Или вот - как танцует фашист? Фашист танцует либо в петле, либо в пьяном угаре с сарделькой в зубе и пивом в брюхе. Красноармеец после литрухи самогона отплясывает гопака и лупит себя по ушам — задорный! Конечно, в официальной версии оба любят вальсы и презирают все «джазовое», к примеру, фокстрот. Фашист Марио Пуччинни и коммунист Иоганесс Бехер в одних и тех же словах критикуют ночные клубы, в которых танцуют «джазовые» танцы.
«О, вытанцуй же себя // Из своих расходящихся бедер»

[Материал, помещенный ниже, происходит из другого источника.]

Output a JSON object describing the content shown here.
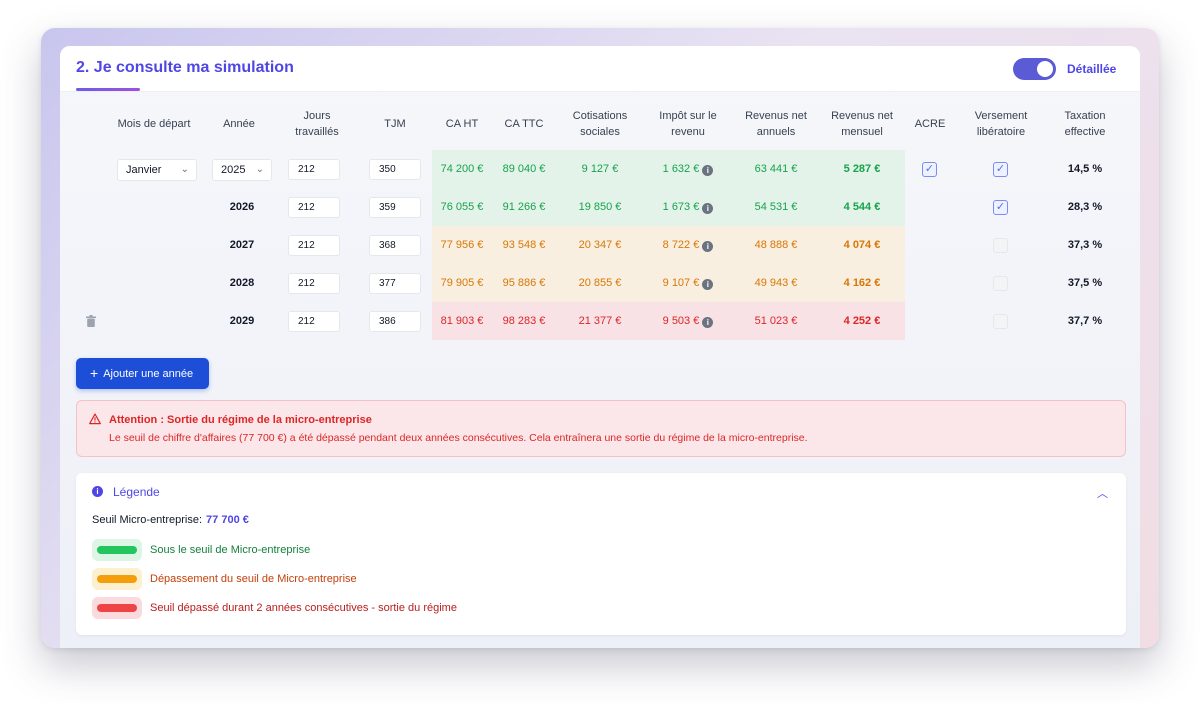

Раз в год в город приезжает знаменитый тетр танцев. Восемь вечеров! Под звуки двух оркестров! Только сейчас! Танцы становятся едва ли не единственным развлечением для горожан. Новые па покоряют публику, и владельцы баров в конце меню обязательно указывают: «танцевальные вечера» или «танцевальный конкурс для взрослых». Анне не нравится публика, что ходит на «танцевальные вечера». Она уже и в кино перестала ходить из-за того, что перед фильмом всякий раз на сцене кто-то танцует. Лени Рифеншталь, к слову сказать, ходит в кино только из-за этих самых танцев. Во-всяком случае, так явствует из ее дневников...
Анна танцует в зале с мраморными козлятками и если бы не рассвет, не петухи и не желание спать, танцевала бы Аннушка свои козловаки и дальше, а так — отправляется в спальню; до лестницы - сама , а тут уж сам Бог Морфей подхватывает ее на руки и несет до мягких подушек, к пуху и кружевам. И снится ей Андрей Белый, танцующий свои стихи на чужой земле, испускающий глоссолалии об эритмическом жесте звука «Х-а-а» (Н-а-а), выступающий графемой -дервишем с поднятыми ввысь руками.